What I did feel was a sense of irony that it took this long to bring to a serious courtroom the almost absurd problem of celebrities, their doctors and the issue of recklessly dispensing controlled substances.
The legacy that Michael Jackson leaves us is vast. It’s fair to say that we grew up with him from the time he was the little boy dancing and spinning to the delight of audiences worldwide, to his groundbreaking video “Thriller” directed by John Landis and with a cameo by the late Vincent Price, to a wonderland that was Neverland, to the ridicule that he suffered as accusations of child misconduct were brought before a court. He survived the good, the bad and the ugly. This prince of music, this moon dancer, this dream within a dream, survived everything the world had to throw at him until he met his doctors. Drugs and addiction take away one’s ability to make informed and safe self-judgments.

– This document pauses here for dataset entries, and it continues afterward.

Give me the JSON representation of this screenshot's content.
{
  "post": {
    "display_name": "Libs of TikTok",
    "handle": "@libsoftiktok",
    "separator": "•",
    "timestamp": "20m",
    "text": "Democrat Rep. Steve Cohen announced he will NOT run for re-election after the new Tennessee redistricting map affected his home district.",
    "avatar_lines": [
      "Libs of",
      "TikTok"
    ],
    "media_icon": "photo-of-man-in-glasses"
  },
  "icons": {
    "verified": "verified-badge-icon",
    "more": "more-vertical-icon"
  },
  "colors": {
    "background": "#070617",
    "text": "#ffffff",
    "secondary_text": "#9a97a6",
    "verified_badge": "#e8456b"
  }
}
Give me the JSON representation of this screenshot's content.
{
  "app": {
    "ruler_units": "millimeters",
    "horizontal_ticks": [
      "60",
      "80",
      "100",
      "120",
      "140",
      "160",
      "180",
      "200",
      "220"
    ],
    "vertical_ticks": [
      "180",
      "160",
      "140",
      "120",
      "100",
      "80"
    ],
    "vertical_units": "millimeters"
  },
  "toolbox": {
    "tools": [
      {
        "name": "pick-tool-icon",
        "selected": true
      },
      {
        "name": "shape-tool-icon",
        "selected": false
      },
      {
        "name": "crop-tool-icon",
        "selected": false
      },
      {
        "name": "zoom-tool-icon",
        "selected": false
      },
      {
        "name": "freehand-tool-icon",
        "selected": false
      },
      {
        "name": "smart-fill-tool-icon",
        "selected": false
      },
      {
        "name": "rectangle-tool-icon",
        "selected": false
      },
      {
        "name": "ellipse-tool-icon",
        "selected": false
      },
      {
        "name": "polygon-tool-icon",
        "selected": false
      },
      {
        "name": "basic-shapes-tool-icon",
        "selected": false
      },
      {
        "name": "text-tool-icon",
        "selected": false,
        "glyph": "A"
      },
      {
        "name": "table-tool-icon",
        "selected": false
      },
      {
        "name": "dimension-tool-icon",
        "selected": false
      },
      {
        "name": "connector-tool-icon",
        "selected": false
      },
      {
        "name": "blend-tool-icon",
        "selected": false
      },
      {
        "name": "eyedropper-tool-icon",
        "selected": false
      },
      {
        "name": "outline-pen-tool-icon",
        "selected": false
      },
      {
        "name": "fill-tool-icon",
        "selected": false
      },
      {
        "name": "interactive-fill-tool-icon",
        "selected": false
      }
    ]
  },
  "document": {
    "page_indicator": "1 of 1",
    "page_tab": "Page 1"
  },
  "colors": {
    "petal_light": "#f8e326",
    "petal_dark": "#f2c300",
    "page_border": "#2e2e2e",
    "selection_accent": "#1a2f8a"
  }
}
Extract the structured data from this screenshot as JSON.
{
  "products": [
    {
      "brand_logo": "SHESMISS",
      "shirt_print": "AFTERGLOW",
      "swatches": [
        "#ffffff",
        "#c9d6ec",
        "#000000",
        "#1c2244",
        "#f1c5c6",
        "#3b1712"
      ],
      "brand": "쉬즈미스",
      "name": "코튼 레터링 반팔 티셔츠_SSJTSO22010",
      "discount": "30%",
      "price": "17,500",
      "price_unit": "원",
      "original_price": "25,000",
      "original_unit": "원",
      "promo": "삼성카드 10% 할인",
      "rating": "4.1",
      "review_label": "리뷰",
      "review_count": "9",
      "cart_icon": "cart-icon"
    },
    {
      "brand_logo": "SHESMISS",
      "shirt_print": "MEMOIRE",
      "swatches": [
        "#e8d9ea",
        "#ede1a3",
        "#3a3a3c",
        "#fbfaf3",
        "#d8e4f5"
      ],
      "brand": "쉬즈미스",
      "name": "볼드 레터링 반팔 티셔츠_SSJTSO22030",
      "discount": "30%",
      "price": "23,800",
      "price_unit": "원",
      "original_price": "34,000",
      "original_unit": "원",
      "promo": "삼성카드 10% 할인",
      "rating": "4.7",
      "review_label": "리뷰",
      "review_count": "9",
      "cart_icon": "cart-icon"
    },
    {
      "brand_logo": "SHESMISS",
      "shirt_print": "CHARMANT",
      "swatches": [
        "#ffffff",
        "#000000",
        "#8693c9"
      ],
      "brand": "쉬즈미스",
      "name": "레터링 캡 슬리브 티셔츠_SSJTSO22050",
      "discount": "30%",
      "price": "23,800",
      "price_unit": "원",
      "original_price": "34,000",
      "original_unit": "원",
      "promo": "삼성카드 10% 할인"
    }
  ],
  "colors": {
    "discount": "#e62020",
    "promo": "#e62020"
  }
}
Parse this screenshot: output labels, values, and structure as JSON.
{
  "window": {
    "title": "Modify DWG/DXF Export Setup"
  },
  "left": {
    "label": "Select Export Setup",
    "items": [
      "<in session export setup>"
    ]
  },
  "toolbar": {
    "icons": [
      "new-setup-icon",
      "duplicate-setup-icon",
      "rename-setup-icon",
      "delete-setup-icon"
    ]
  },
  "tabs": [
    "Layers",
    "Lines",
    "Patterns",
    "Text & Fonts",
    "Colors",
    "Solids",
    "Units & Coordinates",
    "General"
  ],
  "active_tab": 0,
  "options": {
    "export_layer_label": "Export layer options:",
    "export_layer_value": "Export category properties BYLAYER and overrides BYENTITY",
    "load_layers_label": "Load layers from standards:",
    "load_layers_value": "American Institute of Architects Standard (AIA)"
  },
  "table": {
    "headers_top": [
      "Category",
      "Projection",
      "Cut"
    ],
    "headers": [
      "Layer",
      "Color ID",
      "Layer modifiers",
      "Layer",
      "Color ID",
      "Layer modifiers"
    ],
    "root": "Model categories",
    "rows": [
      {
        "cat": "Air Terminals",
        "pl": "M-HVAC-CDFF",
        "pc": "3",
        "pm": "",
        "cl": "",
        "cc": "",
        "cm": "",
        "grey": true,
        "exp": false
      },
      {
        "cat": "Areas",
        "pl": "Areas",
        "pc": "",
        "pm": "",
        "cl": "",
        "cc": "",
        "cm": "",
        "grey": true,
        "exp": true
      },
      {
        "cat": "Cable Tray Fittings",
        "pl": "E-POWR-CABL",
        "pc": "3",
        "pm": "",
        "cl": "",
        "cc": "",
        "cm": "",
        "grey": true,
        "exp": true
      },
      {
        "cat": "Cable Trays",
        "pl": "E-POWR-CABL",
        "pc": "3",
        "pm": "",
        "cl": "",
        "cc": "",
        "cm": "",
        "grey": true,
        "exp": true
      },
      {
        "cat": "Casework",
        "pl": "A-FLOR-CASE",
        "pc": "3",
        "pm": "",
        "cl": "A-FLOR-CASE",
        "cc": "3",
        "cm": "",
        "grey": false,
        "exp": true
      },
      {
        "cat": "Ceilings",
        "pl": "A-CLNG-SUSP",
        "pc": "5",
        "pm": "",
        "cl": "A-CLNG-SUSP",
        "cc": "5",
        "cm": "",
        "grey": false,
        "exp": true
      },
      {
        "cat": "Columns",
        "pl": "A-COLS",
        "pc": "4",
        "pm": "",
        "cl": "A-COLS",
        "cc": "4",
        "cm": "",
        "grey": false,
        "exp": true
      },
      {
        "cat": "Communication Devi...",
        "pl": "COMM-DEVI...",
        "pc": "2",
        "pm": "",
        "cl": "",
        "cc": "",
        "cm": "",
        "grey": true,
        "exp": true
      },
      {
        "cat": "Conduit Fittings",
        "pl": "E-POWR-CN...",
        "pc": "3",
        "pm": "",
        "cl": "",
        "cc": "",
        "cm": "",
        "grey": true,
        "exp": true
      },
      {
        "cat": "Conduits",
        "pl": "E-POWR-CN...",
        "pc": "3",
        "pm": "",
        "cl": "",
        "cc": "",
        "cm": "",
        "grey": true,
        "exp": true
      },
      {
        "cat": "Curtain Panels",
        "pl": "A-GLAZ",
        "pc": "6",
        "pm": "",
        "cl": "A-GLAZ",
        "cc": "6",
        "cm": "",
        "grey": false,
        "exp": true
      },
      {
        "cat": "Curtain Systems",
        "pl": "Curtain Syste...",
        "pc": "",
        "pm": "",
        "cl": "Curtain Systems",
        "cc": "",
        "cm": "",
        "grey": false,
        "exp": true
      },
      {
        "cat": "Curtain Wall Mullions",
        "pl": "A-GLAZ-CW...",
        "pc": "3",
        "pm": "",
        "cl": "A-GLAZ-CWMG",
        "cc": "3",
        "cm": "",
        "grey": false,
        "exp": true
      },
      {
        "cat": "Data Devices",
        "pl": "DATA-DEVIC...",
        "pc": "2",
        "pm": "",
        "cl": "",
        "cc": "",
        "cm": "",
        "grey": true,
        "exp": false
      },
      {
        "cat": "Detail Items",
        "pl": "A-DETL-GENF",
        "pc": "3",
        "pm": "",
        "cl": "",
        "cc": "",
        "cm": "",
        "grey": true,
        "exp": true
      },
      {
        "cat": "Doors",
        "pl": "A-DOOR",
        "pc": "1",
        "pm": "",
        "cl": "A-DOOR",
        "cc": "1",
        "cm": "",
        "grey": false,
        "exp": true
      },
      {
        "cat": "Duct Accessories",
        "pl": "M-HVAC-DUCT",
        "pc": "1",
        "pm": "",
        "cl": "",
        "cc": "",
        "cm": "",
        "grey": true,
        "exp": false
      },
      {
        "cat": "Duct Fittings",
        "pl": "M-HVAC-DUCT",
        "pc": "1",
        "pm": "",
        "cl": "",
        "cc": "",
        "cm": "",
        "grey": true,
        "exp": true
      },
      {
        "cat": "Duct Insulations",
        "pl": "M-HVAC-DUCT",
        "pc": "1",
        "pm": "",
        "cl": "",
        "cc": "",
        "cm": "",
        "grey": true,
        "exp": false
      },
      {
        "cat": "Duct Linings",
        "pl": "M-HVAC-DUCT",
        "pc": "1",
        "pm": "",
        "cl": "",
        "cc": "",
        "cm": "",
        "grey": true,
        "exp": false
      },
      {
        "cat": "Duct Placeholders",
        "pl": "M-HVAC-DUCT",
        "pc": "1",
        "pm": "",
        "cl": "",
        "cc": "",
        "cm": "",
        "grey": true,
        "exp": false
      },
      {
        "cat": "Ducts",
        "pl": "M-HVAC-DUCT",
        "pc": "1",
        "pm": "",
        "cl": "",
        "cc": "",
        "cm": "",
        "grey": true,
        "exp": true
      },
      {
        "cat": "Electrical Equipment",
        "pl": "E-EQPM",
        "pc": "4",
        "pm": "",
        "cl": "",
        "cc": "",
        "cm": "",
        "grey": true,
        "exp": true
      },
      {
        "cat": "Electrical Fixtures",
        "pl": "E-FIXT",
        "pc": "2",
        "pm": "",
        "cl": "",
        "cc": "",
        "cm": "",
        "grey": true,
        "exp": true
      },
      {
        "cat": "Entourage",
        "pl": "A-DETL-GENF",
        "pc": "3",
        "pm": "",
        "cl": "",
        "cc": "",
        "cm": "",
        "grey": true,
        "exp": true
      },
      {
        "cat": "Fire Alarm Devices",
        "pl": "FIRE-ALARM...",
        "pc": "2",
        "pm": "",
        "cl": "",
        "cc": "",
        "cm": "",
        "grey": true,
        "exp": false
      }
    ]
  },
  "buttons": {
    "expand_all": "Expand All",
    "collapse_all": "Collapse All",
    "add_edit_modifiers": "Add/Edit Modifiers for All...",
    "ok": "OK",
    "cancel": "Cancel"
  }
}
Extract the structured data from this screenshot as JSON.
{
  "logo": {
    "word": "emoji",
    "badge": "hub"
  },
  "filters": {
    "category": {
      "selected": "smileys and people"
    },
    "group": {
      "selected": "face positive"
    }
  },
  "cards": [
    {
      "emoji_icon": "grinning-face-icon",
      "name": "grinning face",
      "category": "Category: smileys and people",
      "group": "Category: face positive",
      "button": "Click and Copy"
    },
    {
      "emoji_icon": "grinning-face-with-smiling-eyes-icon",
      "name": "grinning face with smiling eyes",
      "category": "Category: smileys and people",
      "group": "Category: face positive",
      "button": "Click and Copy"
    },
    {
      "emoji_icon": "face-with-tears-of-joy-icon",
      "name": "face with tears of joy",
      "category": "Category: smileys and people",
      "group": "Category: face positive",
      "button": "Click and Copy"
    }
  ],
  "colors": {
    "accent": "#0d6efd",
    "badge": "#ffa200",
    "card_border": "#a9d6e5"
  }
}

Today’s sentence should be a warning to all doctors everywhere that a precedent has now been set in the courts and that the world is now watching. Michael Jackson died tragically, yes, but in doing so he may inadvertently save the lives of countless other drug dependent celebrities who, hopefully, will have the common sense to keep a sharp eye on the staff that they have chosen to trust.
Security staffers should also take notice that the job of protecting their charges lie not just in pushing a few hapless paparazzi out of the way. No. Their new job will now involve protecting a celebrity from his own staff. Trust is relevant here but taking chances with people you pay to keep yourself is not trust: its just business as usual.
Still, I wonder. Does Hollywood have the ability to learn from these kind of embarrassing mishaps? I don’t really know but Hollywood is a faux magic land that for so many years depended on “handlers”; publicity people working in cahoots with the local gossip columnists to make problems for the big stars “go away” and while Michael Jackson was not technically part of the Hollywood magic making scene, he was certainly a strong outside influence.